В первую минуту я подумал, что это нас догнал зачем-то милиционер-художник. Но ошибся. Нас догонял не художник, но – милиционер.
– Суши вёсла! – крикнул я, и мы повалили связку на снег.
Милиционер-нехудожник оглядывал и нас, и бамбук с крайним подозрением. Из-под его погон сыпалась снежная труха. В свете уличного фонаря кокарда на его шапке, до блеска начищенная метелью, сверкала как утренняя звезда. Милиционер молчал.
Орлов постучал ботинком по бамбуку, потопал ногами, попрыгал.
– Метель-то какая, а? – сказал он милиционеру.
Милиционер не захотел вступать в пустой разговор. Не выпуская нас из поля зрения, обошёл он бамбуковую связку, посветил фонариком в чёрные жерла брёвен.
– Попрошу документы.
– Документов нет.
– Попрошу накладные на стройматериалы.
– Ничего такого у нас нет.
– А где вы это… гм… взяли?
– Это бамбук, – чистосердечно ответил Орлов. – Нам его милиционер-художник подарил.
На мой взгляд, ничего глупее этой фразы придумать было невозможно.
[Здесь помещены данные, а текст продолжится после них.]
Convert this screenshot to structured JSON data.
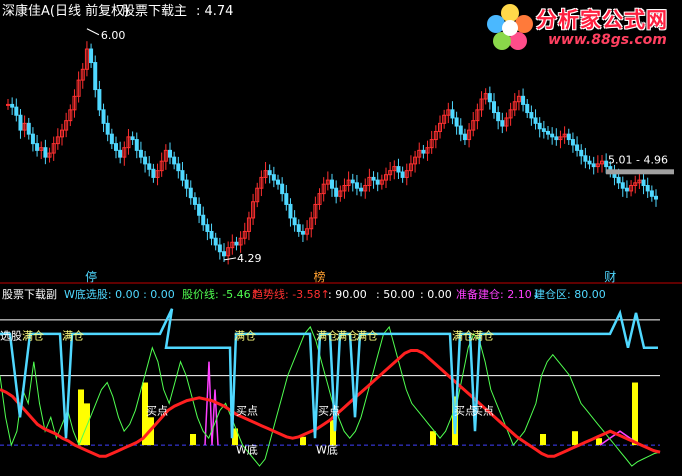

Фраза озадачила милиционера, несколько секунд переваривал он её и сказал неожиданно:
– Это Шурка, что ли?
– Шура. Который на Сретенке стоит.
– Да откуда же у Шурки бамбук? Где ваши накладные?
– Накладные остались у Александра, – вставил я. – Необходимы дополнительные печати.
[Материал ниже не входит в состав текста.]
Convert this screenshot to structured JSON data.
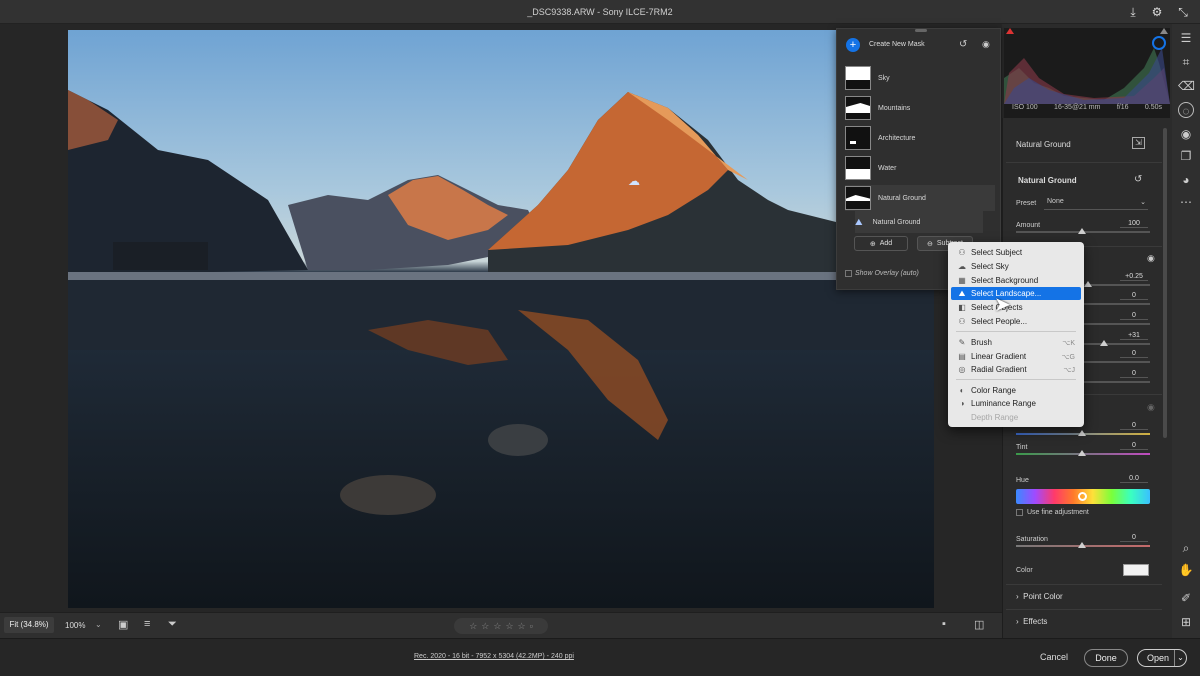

– Какие ещё печати? Откуда бамбук?
– Он лежал в Сухаревском переулке, – принялся объяснять Орлов. – У милиционера-художника в подвале. Мы там и вывеску нашли.
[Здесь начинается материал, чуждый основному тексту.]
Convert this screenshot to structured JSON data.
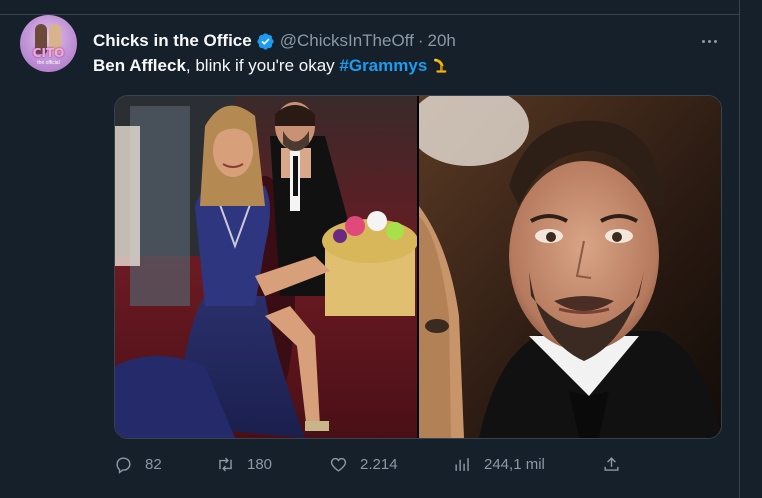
{
  "tweet": {
    "author_name": "Chicks in the Office",
    "handle": "@ChicksInTheOff",
    "separator": "·",
    "time": "20h",
    "text_bold": "Ben Affleck",
    "text_rest": ", blink if you're okay ",
    "hashtag": "#Grammys",
    "avatar_text": "CITO",
    "avatar_subtext": "the official",
    "emoji": "gramophone-emoji"
  },
  "actions": {
    "replies": "82",
    "retweets": "180",
    "likes": "2.214",
    "views": "244,1 mil"
  },
  "icons": {
    "verified": "verified-badge-icon",
    "more": "more-dots-icon",
    "reply": "reply-icon",
    "retweet": "retweet-icon",
    "like": "heart-icon",
    "views": "views-icon",
    "share": "share-icon"
  },
  "colors": {
    "background": "#15202b",
    "accent": "#1d9bf0",
    "muted": "#8b98a5",
    "border": "#38444d"
  }
}
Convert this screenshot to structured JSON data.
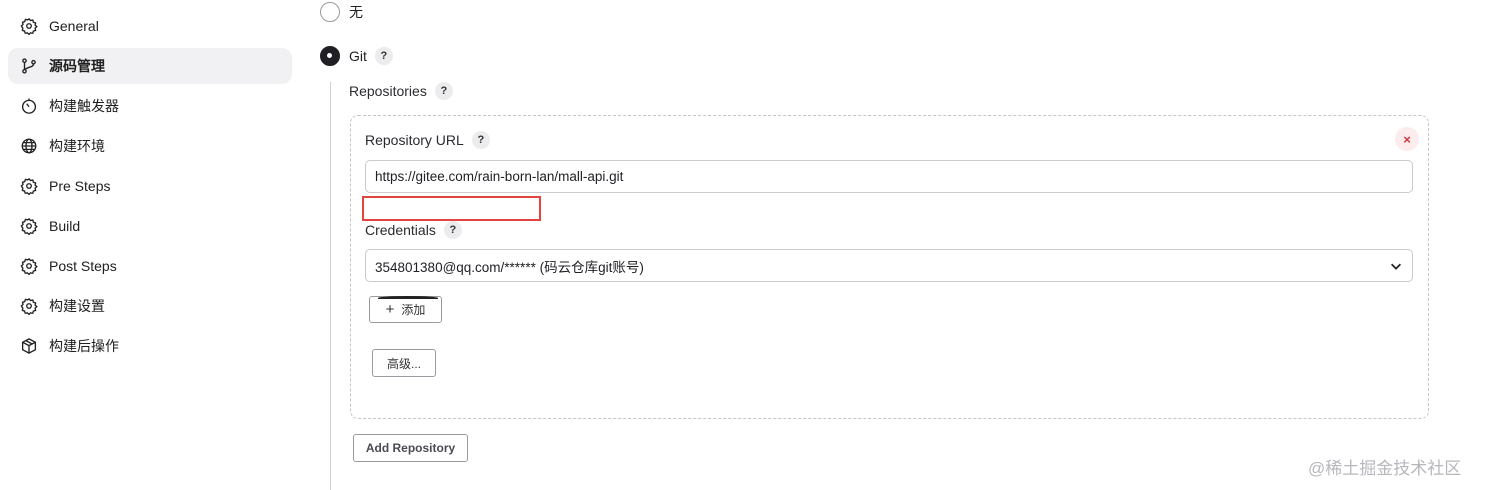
{
  "sidebar": {
    "items": [
      {
        "label": "General",
        "icon": "gear-icon"
      },
      {
        "label": "源码管理",
        "icon": "branch-icon",
        "active": true
      },
      {
        "label": "构建触发器",
        "icon": "timer-icon"
      },
      {
        "label": "构建环境",
        "icon": "globe-icon"
      },
      {
        "label": "Pre Steps",
        "icon": "gear-icon"
      },
      {
        "label": "Build",
        "icon": "gear-icon"
      },
      {
        "label": "Post Steps",
        "icon": "gear-icon"
      },
      {
        "label": "构建设置",
        "icon": "gear-icon"
      },
      {
        "label": "构建后操作",
        "icon": "package-icon"
      }
    ]
  },
  "scm": {
    "option_none": "无",
    "option_git": "Git",
    "help": "?"
  },
  "repositories": {
    "label": "Repositories",
    "url_label": "Repository URL",
    "url_value": "https://gitee.com/rain-born-lan/mall-api.git",
    "remove_symbol": "×",
    "credentials_label": "Credentials",
    "credentials_value": "354801380@qq.com/****** (码云仓库git账号)",
    "add_label": "添加",
    "add_symbol": "+",
    "advanced_label": "高级...",
    "add_repository_label": "Add Repository"
  },
  "watermark": "@稀土掘金技术社区",
  "colors": {
    "highlight": "#e0453f",
    "remove": "#d2353b",
    "active_bg": "#f1f1f3"
  }
}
Он достал из-за пазухи вывеску «Высоцкий и К°», которая делу особо не помогла.
– Пройдёмте до отделения, – сказал милиционер.
– Да что вы! Пойдёмте лучше ко мне в мастерскую, – приглашал Орлов. – Заварим чаю, разберёмся.
– Уж если разбираться, так в отделении.
– У нас чай со слоном. А можем чаю-медведя сделать. Согреетесь.
– Уж поверьте нам, – уговаривал я. – Не крали мы этот бамбук. Пойдёмте, посмотрите, где мы живём, и, если надо, арестуете.
Некоторое время уламывали мы милиционера, и наконец он согласился, помог взвалить бамбук на плечи. Мы снова двинулись вперёд, а милиционер-нехудожник важно шагал сбоку. Его присутствие сделало наше плавание более торжественным и величавым. Мне было приятно, что в первом плавании самой лёгкой лодки в мире участвуют сопровождающие корабли.
– Вы знаете, – сказал я милиционеру, – вы участвуете в первом плавании самой лёгкой лодки в мире.
– Как это так?
– Из этого бамбука мы построим самую лёгкую лодку планеты.
– На лёгкой-то далеко ли уплывёшь? Да и зачем она вам? Рекорды, что ль, бить?
– Да надо бы их побить, – веселился я. – Чего глядеть-то на них?